16 Gij zult niet wandelen als een achterklapper onder uw volken; gij zult niet staan tegen het bloed van uw naaste; Ik ben de HEERE!
17 Gij zult uw broeder in uw hart niet haten; gij zult uw naaste naarstiglijk berispen, en zult de zonde in hem niet verdragen.
18 Gij zult niet wreken, noch toorn behouden tegen de kinderen uws volks; maar gij zult uw naaste liefhebben als uzelven; Ik ben de HEERE!
19 Gij zult Mijn inzettingen houden; gij zult geen tweeerlei aard uwer beesten laten samen te doen hebben; uwen akker zult gij niet met tweeerlei zaad bezaaien, en een kleed van tweeerlei stof, dooreen vermengd, zal aan u niet komen.
20 En wanneer een man, door bijligging des zaads, bij een vrouw zal gelegen hebben, die een dienstmaagd is, bij den man versmaad, en geenszins gelost is, en haar geen vrijheid is gegeven; die zullen gegeseld worden; zij zullen niet gedood worden; want zij was niet vrij gemaakt.
21 En hij zal zijn schuldoffer den HEERE aan de deur van de tent der samenkomst brengen, een ram ten schuldoffer.
22 En de priester zal met den ram des schuldoffers, voor hem over zijn zonde, die hij gezondigd heeft, voor het aangezicht des HEEREN verzoening doen; en hem zal vergeving geschieden van zijn zonde, die hij gezondigd heeft.
23 Als gij ook in dat land gekomen zult zijn, en alle geboomte ter spijze geplant zult hebben, zo zult gij de voorhuid daarvan, deszelfs vrucht, besnijden; drie jaren zal het u onbesneden zijn, daarvan zal niet gegeten worden.
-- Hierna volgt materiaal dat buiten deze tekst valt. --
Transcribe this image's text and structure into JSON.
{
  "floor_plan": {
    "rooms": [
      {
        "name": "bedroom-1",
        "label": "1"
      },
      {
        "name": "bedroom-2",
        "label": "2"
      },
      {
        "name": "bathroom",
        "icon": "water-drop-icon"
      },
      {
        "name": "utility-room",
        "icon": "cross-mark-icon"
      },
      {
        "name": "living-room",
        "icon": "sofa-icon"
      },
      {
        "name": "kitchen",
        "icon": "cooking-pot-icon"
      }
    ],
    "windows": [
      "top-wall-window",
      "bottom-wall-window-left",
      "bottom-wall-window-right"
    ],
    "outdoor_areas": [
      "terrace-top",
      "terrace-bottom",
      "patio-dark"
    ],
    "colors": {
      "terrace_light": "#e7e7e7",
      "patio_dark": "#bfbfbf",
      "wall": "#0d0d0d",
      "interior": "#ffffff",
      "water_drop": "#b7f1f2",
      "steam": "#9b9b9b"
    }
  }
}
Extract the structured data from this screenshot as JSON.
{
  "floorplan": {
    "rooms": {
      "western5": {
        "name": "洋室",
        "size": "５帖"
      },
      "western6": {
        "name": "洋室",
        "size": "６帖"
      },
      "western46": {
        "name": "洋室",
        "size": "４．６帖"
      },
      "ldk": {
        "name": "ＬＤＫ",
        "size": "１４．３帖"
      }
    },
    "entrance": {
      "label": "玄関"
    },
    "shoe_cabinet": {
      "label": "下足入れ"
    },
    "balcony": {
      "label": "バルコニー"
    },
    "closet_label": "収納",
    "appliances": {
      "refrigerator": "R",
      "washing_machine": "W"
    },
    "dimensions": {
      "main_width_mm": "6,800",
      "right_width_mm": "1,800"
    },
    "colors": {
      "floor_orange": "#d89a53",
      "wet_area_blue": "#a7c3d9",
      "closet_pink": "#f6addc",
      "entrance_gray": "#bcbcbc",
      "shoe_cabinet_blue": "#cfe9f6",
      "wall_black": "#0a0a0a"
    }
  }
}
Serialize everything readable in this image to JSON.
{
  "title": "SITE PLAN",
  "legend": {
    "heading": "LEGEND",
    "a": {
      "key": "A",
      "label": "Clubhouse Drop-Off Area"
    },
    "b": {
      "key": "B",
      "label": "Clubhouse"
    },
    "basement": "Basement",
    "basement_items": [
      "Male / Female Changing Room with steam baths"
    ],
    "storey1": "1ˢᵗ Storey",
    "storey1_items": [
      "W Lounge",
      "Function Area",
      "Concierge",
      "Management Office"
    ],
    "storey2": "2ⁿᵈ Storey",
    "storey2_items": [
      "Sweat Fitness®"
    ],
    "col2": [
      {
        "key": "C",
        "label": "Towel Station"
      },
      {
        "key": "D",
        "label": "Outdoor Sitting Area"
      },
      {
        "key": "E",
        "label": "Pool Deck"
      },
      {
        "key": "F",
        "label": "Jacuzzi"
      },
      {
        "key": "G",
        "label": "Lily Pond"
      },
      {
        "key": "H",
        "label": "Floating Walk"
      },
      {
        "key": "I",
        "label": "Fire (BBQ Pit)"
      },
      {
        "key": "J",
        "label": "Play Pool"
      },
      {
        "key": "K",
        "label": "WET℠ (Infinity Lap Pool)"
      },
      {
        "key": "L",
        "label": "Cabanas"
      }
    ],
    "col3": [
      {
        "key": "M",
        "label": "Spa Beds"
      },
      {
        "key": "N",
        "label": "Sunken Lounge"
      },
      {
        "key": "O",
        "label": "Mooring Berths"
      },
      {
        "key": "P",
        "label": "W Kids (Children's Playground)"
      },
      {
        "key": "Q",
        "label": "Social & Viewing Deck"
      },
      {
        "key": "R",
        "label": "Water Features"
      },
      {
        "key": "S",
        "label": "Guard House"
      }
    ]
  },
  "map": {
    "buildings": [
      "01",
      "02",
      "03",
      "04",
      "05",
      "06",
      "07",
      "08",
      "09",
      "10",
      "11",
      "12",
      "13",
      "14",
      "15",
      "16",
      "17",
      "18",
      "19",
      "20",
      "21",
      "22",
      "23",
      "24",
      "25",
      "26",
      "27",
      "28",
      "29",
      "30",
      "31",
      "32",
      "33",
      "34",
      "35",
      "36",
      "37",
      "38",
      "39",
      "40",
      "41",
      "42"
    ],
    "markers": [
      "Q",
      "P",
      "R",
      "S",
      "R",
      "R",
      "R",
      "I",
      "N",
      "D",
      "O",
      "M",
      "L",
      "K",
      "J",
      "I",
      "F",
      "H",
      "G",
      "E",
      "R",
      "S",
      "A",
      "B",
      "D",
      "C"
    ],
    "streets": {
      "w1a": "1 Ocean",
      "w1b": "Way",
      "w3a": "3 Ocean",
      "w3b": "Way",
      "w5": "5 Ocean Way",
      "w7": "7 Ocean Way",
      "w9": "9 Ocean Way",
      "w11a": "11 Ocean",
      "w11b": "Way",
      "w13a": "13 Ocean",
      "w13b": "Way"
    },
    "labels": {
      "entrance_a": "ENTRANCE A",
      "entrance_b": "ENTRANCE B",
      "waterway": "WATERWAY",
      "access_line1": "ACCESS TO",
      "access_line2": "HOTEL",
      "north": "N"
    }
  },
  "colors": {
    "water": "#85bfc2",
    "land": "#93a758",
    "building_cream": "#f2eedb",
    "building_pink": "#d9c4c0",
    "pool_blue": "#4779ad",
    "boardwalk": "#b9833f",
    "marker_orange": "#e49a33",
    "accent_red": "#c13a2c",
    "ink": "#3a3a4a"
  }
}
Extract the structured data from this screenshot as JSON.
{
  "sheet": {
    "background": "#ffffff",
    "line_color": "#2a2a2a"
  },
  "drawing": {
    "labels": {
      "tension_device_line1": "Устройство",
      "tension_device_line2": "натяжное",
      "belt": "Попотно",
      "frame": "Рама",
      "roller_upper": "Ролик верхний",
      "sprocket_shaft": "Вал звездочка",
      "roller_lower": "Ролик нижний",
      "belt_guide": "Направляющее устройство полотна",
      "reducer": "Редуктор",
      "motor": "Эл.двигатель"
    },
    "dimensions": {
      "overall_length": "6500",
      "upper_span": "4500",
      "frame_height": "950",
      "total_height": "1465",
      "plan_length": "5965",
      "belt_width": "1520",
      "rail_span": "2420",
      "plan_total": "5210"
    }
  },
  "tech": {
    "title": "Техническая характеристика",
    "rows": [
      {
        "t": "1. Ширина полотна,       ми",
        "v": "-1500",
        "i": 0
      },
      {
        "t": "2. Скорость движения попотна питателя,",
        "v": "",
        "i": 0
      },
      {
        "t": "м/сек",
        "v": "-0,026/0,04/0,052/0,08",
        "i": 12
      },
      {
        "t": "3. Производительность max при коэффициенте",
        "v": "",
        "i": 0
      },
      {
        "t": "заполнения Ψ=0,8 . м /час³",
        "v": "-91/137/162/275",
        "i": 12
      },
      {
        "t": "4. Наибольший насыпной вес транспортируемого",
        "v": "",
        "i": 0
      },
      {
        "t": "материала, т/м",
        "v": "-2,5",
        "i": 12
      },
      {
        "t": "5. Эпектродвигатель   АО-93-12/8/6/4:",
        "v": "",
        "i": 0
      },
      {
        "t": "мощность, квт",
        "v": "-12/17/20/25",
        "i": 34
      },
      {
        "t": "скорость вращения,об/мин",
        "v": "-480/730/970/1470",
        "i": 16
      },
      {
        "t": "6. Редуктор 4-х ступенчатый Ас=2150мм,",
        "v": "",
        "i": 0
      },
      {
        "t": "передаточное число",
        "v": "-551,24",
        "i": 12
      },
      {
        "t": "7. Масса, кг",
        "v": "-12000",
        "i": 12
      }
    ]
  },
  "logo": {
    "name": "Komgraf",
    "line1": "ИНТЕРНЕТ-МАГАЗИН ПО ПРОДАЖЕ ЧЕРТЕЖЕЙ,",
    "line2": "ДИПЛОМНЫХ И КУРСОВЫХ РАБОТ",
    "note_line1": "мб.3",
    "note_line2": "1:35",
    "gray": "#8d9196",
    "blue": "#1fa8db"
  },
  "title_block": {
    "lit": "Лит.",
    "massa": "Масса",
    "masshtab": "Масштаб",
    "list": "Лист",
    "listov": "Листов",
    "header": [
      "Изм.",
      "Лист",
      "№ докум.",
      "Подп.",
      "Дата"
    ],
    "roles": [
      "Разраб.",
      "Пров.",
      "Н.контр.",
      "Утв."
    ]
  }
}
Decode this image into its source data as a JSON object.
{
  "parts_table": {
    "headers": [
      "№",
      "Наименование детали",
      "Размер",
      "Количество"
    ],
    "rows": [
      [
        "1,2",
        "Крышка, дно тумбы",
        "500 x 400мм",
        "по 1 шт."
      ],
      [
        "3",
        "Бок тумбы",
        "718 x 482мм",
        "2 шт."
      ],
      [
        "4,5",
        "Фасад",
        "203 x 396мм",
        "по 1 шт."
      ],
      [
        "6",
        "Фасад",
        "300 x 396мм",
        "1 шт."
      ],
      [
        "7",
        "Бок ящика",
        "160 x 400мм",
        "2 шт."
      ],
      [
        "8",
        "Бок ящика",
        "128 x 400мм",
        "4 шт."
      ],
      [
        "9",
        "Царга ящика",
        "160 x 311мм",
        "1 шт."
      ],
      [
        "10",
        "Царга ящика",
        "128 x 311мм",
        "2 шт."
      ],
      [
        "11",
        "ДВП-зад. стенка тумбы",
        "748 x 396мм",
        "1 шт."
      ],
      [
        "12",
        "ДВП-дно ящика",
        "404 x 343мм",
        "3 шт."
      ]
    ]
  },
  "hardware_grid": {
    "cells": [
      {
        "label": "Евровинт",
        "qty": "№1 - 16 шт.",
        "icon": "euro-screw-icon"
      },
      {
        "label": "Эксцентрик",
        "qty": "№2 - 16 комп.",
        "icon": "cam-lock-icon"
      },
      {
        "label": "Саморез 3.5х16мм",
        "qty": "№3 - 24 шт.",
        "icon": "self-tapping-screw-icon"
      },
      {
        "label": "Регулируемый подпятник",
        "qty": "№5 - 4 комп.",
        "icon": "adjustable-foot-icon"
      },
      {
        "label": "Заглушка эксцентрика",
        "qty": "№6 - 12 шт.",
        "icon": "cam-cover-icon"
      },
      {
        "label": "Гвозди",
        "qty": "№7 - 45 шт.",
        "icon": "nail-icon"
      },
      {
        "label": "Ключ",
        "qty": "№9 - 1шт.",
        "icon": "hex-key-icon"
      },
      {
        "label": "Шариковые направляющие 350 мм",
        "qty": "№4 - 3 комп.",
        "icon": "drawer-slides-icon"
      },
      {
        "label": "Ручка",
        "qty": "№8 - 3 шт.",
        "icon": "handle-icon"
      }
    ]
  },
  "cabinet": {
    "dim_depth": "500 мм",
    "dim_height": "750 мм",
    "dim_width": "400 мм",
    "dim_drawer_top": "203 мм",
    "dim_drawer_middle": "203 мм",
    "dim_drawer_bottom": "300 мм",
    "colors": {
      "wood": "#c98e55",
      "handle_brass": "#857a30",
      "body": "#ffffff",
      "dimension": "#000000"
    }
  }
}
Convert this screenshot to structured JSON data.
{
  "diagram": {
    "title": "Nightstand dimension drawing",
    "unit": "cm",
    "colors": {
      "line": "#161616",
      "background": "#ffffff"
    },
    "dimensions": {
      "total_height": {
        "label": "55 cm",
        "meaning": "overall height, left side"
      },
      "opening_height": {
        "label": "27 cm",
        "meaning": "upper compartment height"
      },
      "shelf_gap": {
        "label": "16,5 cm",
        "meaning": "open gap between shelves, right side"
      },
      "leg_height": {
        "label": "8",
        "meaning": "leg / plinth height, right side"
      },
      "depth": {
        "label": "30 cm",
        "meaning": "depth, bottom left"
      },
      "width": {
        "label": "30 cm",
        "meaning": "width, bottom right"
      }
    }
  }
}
24 Maar in het vierde jaar zal al zijn vrucht een heilig ding zijn, ter lofzegging voor den HEERE.
25 En in het vijfde jaar zult gij deszelfs vrucht eten, om het inkomen daarvan voor u te vermeerderen; Ik ben de HEERE, uw God!
26 Gij zult niets met het bloed eten. Gij zult op geen vogelgeschrei acht geven, noch guichelarij plegen.
27 Gij zult de hoeken uws hoofds niet rond afscheren; ook zult gij de hoeken uws baards niet verderven.
28 Gij zult om een dood lichaam geen snijding in uw vlees maken, noch schrift van een ingedrukt teken in u maken; Ik ben de HEERE!
29 Gij zult uw dochter niet ontheiligen, haar ter hoererij houdende; opdat het land niet hoerere, en het land met schandelijke daden vervuld worde.
30 Gij zult Mijn sabbatten houden, en Mijn heiligdom zult gij vrezen; Ik ben de HEERE!
31 Gij zult u niet keren tot de waarzeggers, en tot de duivelskunstenaars; zoekt hen niet, u met hen verontreinigende; Ik ben de HEERE, uw God!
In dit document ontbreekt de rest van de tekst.